Arriva in tv la fiction su don Luigi Di Liegro, l'uomo della carità della diocesi
di Roma
Va in onda su Canale 5 in prima serata, oggi e domani, il film televisivo in due puntate
"L’uomo della carità – Don Luigi Di Liegro", una biografia del sacerdote scomparso
dieci anni fa, fondatore della Caritas diocesana di Roma ed infaticabile apostolo
dell'amore verso i più poveri. Il servizio di Luca Pellegrini:
(Voce di
Giulio Scarpati nella parte di don Luigi): “Senti, l’ho detto anche a lui,
noi stiamo per aprire una casa di accoglienza, c’è anche una grande mensa e un sacco
di posti letto. Tu di solito dove stai? Questo è l’ufficio del Vicariato, casa, tutto
quanto… chiamami! Ciao”.
Si spese fino all’ultimo,
don Luigi, per i suoi poveri. Si spese fino all’ultimo per gli ultimi di Roma. “Missionario
in terra cattolica” lo ha definito il cardinale vicario, Camillo Ruini. Missionario
in quelle terre dolorose e difficili abitate dagli indigenti, dai senza tetto, dagli
emarginati, dai diversi per etnia e ceto, dagli ammalati che non si vogliono vedere,
dai carcerati che non si vogliono visitare, dagli affamati che non si vogliono sfamare.

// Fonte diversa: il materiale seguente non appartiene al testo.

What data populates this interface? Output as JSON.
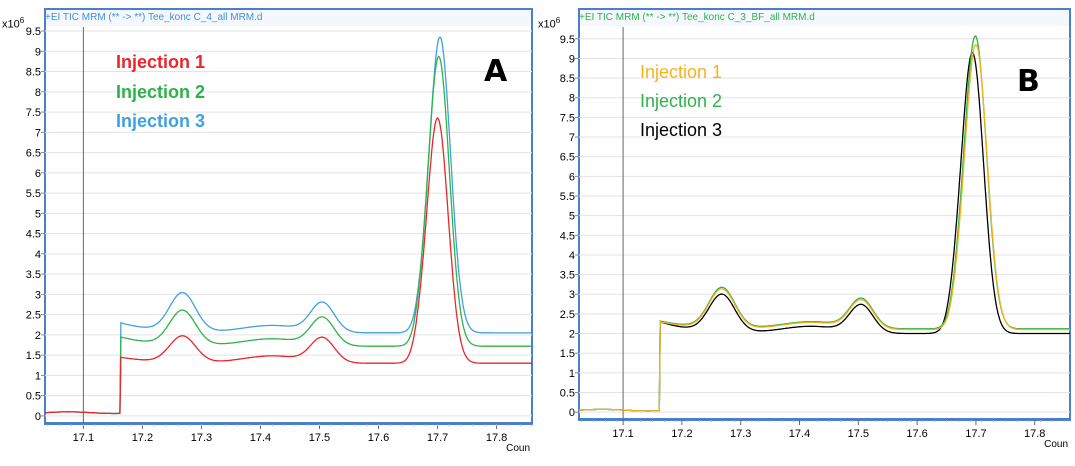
{
  "chart_data": [
    {
      "type": "line",
      "panel": "A",
      "title": "+EI TIC MRM (** -> **) Tee_konc C_4_all MRM.d",
      "title_color": "#3f8fd8",
      "scale_base": "x10",
      "scale_exp": "6",
      "xlabel": "Coun",
      "ylim": [
        -0.2,
        9.6
      ],
      "xlim": [
        17.035,
        17.86
      ],
      "xticks": [
        "17.1",
        "17.2",
        "17.3",
        "17.4",
        "17.5",
        "17.6",
        "17.7",
        "17.8"
      ],
      "yticks": [
        "0",
        "0.5",
        "1",
        "1.5",
        "2",
        "2.5",
        "3",
        "3.5",
        "4",
        "4.5",
        "5",
        "5.5",
        "6",
        "6.5",
        "7",
        "7.5",
        "8",
        "8.5",
        "9",
        "9.5"
      ],
      "marker_x": 17.1,
      "panel_letter": "A",
      "series": [
        {
          "name": "Injection 1",
          "color": "#e8262b",
          "baseline": 0.08,
          "base_after": 1.3,
          "jump_level": 1.45,
          "hump1": 0.65,
          "hump2": 0.6,
          "peak": 6.05,
          "peak_x": 17.7,
          "peak_w": 0.018
        },
        {
          "name": "Injection 2",
          "color": "#2fb24b",
          "baseline": 0.08,
          "base_after": 1.72,
          "jump_level": 1.95,
          "hump1": 0.85,
          "hump2": 0.68,
          "peak": 7.15,
          "peak_x": 17.702,
          "peak_w": 0.018
        },
        {
          "name": "Injection 3",
          "color": "#3ea1e0",
          "baseline": 0.08,
          "base_after": 2.05,
          "jump_level": 2.3,
          "hump1": 0.95,
          "hump2": 0.72,
          "peak": 7.3,
          "peak_x": 17.704,
          "peak_w": 0.018
        }
      ]
    },
    {
      "type": "line",
      "panel": "B",
      "title": "+EI TIC MRM (** -> **) Tee_konc C_3_BF_all MRM.d",
      "title_color": "#2fb24b",
      "scale_base": "x10",
      "scale_exp": "6",
      "xlabel": "Coun",
      "ylim": [
        -0.2,
        9.8
      ],
      "xlim": [
        17.025,
        17.86
      ],
      "xticks": [
        "17.1",
        "17.2",
        "17.3",
        "17.4",
        "17.5",
        "17.6",
        "17.7",
        "17.8"
      ],
      "yticks": [
        "0",
        "0.5",
        "1",
        "1.5",
        "2",
        "2.5",
        "3",
        "3.5",
        "4",
        "4.5",
        "5",
        "5.5",
        "6",
        "6.5",
        "7",
        "7.5",
        "8",
        "8.5",
        "9",
        "9.5"
      ],
      "marker_x": 17.1,
      "panel_letter": "B",
      "series": [
        {
          "name": "Injection 1",
          "color": "#f5b31b",
          "baseline": 0.05,
          "base_after": 2.1,
          "jump_level": 2.3,
          "hump1": 1.0,
          "hump2": 0.72,
          "peak": 7.25,
          "peak_x": 17.7,
          "peak_w": 0.019
        },
        {
          "name": "Injection 2",
          "color": "#2fb24b",
          "baseline": 0.05,
          "base_after": 2.12,
          "jump_level": 2.32,
          "hump1": 1.02,
          "hump2": 0.74,
          "peak": 7.45,
          "peak_x": 17.699,
          "peak_w": 0.019
        },
        {
          "name": "Injection 3",
          "color": "#000000",
          "baseline": 0.05,
          "base_after": 2.0,
          "jump_level": 2.3,
          "hump1": 0.95,
          "hump2": 0.7,
          "peak": 7.15,
          "peak_x": 17.694,
          "peak_w": 0.019
        }
      ]
    }
  ]
}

Un apostolo della carità carismatico e concreto, appassionato e volitivo, non avvezzo
ai compromessi e alle ipocrisie, perché capace soltanto di un amore autenticamente
cristiano ed evangelico. Il film televisivo diretto da Alessandro Di Robilant prende
le mosse dagli anni Cinquanta, in Belgio: qui conosciamo Di Liegro nelle insolite
vesti di minatore mentre lavora a fianco degli immigrati italiani. La loro sofferenza
diventa luce per il futuro di quest’uomo, e destino: alleviare quella di un’umanità
affaticata e stanca per incarnare le Beatitudini. Spendendosi fino al 12 ottobre
1997, quando scomparve prematuramente, lasciando un grande vuoto ed una commossa memoria,
testimoniata dalle immagini finali del film, quelle dei suoi funerali nella cattedrale
romana di San Giovanni in Laterano. Don Luigi è interpretato in modo sincero e credibile
da Giulio Scarpati, che ne ha messo in luce il carattere caparbio
insieme all’illuminata dimensione pastorale. All’attore, Benedetta Rinaldi,
ha chiesto quale memoria e quale ritratto di uomo scaturiscano dalla sua interpretazione:
R.
- Un uomo instancabile che camminava. Roma la faceva in lungo e in largo, proprio
perché aveva tremila appuntamenti. Ma quella dell’ostello della Caritas, per esempio,
era proprio il passaggio da un tipo di carità ottocentesca ad un tipo di carità più
moderna: come restituire dignità alle persone e riattivare in loro dei meccanismi
di coscienza di sé. Lui raccontava di barboni che perdevano qualunque dignità e voleva
riuscire a restituirgliela, e quindi restituire loro il valore di essere uomini. Questa
della dignità è una costante. Era una persona tenace, forte, instancabile nel suo
spendersi per e con gli altri, con le persone che sono ai margini. Cercava in tutti
i modi di far fare loro un salto in avanti, di riuscire a strapparli alla loro condizione
di emarginazione. Ha usato anche i media, ha usato anche la stampa, ha cercato di
forzare in certi casi anche la politica. Teneva sempre il fiato sul collo su tutte
le amministrazioni comunali di Roma, proprio perché sentiva il dovere di difendere
i diritti delle persone che non hanno voce.